Monday, October 24, 2011

You Are What You Write

The title of this topic, at least my first contact with these words, comes from an on-line manual titled Producing Open Source Software by Karl Fogel. The author introduces the topic thusly:


Consider this: the only thing anyone knows about you on the Internet comes from what you write, or what others write about you. You may be brilliant, perceptive, and charismatic in person—but if your emails are rambling and unstructured, people will assume that's the real you. Or perhaps you really are rambling and unstructured in person, but no one need ever know it, if your posts are lucid and informative.


In my opinion the truthiness of this topic goes far deeper than Fogel's pleasant comparisons. "You are what you write" is really quite primal - more like Descartes's "I think therefore I am". I think life becomes "I write therefore I am". For example, I exist only because you are reading these words.

Most likely you have never met me and never will. You may well be reading these words long after I am dead. The only apperception you have of my existence is the words you are reading right now. Even if you do know me, these words may be showing a side of my being that you had never considered - and therefore this side of my personality had not existed for you until now.

There is nothing new here. Coming back to the present, the history - the existence of those who lived in previous eras – that we have today is a history of intellectual men. Why? Because it was these people that had the education and time to write down their thoughts or write down the thoughts of others. If these intellectual men did not write a description of an event than that event has almost no existence today.

Do note that there is a complete revolution underway with the process of writing history. Facebook saves absolutely everything that everybody and anybody does on Facebook. The same thing is true in Twitter, YouTube and almost any Web service. At the same time universities are saving college papers, businesses are saving their employee documents and e-mails. Organizations are saving text messages and other data sent from machine to machine such as location data. Much of what people say and do from now on will be saved forever.

As I've said in an earlier post, the historian of the future will have a much easier time finding data than the historian of the past.

But we are just at the beginning of this revolution. The interesting thing is that at this moment only a very small percentage of the people actually write anything down or have anything written down about them that is available publicly.

And yet at sometime in the future the only things we will know about this era will be the things that happened to have been written down.

You are what you write. When all is said and done, you will be what you have written. It's a fascinating thought and I will double-click into aspects of this thought in several upcoming posts. And before signing off, let's just give a big hello to the people of the future...

1 comment:

  1. It's hard to read your post in any light but untrammeled enthusiasm for the preservation of what we write. "Facebook saves absolutely everything ... [So does] Twitter, YouTube ... universities .., businesses ... and e-mails. Much of what people say and do ...will be saved forever. [W]e are just at the beginning of this revolution." Nowhere in all this do you express alarm.

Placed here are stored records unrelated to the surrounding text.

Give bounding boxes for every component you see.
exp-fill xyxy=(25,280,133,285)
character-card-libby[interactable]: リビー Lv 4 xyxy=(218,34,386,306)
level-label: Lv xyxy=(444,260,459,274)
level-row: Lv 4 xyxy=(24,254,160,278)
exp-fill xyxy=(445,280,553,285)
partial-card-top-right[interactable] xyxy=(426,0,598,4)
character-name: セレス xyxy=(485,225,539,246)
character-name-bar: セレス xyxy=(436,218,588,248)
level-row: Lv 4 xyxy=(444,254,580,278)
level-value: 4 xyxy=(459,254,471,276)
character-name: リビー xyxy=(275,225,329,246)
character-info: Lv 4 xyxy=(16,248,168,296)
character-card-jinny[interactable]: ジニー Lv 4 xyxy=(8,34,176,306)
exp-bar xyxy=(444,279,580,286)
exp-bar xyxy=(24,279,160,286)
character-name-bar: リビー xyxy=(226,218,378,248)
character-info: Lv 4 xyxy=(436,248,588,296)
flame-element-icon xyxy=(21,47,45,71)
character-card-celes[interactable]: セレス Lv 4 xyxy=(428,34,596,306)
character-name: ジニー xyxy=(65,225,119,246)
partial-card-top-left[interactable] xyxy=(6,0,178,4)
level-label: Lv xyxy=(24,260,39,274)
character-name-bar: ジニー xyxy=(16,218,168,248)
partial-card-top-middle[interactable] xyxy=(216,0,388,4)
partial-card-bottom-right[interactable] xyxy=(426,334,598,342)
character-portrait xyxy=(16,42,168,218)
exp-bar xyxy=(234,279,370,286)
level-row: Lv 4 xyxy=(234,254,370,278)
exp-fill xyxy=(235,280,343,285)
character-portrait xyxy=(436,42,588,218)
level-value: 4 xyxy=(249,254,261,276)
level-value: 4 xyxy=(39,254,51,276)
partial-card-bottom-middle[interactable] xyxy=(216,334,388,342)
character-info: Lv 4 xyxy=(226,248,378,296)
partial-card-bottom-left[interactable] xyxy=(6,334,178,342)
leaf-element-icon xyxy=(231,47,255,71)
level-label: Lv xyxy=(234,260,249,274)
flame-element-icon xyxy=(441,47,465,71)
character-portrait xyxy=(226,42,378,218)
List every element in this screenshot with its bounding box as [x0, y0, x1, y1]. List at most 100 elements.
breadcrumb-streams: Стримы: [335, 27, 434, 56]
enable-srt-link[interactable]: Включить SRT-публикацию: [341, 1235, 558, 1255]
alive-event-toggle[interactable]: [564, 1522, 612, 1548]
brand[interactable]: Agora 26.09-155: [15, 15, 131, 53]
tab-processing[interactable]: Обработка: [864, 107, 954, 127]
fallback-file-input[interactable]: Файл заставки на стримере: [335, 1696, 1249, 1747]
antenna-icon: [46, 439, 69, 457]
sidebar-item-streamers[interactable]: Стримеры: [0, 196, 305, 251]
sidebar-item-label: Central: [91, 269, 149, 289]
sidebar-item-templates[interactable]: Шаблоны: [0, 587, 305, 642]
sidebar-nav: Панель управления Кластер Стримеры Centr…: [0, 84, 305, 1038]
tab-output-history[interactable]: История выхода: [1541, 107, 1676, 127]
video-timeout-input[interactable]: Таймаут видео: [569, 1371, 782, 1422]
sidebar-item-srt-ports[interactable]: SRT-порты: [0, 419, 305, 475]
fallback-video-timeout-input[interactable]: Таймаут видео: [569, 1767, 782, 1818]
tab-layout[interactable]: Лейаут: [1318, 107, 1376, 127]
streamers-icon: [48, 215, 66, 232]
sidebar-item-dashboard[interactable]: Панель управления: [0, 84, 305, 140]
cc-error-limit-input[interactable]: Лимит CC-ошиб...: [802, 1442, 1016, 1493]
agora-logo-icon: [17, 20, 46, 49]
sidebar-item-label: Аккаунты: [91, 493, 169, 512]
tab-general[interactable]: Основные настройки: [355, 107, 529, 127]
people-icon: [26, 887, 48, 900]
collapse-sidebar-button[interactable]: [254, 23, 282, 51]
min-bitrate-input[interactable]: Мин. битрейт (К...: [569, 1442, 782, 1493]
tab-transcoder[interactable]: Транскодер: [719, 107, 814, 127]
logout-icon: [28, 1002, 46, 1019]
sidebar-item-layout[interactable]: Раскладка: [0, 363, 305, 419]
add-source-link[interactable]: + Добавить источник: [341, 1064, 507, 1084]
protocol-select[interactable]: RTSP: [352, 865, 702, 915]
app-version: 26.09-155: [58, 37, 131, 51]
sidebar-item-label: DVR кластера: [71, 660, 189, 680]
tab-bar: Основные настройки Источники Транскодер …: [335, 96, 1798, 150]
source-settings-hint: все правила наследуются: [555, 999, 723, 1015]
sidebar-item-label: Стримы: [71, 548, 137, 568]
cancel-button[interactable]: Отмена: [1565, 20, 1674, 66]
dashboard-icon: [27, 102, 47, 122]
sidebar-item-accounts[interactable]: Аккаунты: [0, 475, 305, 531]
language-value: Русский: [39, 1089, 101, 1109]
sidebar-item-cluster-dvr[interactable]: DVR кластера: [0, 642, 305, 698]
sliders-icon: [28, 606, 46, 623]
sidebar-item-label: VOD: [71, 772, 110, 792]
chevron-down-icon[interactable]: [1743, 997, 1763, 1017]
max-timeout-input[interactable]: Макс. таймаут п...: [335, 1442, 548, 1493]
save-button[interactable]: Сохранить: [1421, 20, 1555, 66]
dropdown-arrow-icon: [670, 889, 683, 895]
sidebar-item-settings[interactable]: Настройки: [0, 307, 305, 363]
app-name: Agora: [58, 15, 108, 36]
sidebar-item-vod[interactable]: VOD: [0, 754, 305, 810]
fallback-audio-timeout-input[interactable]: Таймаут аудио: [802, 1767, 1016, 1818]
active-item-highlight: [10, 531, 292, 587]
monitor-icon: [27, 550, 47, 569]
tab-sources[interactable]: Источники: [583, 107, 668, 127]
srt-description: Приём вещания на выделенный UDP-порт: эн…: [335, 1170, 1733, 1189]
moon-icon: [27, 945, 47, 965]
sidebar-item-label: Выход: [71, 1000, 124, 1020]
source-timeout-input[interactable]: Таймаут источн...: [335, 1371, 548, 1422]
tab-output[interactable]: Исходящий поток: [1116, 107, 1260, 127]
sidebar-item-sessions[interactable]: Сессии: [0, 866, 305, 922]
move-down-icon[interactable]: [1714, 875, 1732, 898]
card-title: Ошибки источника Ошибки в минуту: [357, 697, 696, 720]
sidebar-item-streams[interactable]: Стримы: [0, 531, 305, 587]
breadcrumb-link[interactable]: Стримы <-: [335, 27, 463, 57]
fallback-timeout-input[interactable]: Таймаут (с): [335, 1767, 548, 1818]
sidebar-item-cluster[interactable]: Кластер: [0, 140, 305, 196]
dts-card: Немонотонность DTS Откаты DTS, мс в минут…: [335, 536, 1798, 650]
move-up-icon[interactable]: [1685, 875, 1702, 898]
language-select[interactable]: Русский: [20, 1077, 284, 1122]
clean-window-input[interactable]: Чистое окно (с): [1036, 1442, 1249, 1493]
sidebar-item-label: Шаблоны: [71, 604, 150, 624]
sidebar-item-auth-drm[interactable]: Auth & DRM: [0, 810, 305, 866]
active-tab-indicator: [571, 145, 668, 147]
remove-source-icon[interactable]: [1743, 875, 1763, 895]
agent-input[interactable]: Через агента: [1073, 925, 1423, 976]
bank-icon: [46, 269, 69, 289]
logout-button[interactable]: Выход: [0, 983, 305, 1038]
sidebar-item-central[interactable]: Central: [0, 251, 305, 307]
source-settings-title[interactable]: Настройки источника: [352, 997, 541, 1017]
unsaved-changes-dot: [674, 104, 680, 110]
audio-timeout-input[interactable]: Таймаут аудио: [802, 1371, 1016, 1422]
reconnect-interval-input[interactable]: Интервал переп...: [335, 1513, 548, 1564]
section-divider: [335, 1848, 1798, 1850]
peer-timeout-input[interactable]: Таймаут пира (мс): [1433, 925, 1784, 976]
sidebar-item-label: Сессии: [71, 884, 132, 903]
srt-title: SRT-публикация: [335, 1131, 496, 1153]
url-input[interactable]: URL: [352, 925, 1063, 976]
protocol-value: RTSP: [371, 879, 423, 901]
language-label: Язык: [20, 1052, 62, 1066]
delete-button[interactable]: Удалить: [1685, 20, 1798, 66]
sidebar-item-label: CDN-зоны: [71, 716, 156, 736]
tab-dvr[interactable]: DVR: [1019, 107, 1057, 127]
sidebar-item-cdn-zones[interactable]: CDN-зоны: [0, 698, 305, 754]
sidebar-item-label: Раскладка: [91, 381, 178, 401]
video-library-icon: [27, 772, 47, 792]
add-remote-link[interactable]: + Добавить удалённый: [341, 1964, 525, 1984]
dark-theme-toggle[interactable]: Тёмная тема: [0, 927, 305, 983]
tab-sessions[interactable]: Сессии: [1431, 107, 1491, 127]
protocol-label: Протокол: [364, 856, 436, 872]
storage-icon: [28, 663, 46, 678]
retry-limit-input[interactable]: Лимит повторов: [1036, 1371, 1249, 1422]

    Moore's Law presumably applies to handwriting-recognition software. It's easy to imagine programs that convert eighteenth-century diaries and letters into editable Times Roman.

    But suppose some vindictive person has kept a silly letter I wrote when I was seventeen. What if some weird teacher has saved essays and test papers and now, to my humiliation, puts them up on Facebook. I don't write on social media precisely because my words will live forever, but in 1957 I didn't know they were going to invent the computer. I can imagine Theo would be more amused than horrified if some stranger published his juvenilia. Most people would be enraged, but there's no redress.

    I love the iCloud because I alone have the encryption key. When I die, my life's work, thinking, writing and communication will die with me. It's a lovely thought. After Apple has received no payment for a couple of years they will overwrite the space. Of course, other people may have saved my emails and blog postings, but these survivors are pre-determined by me.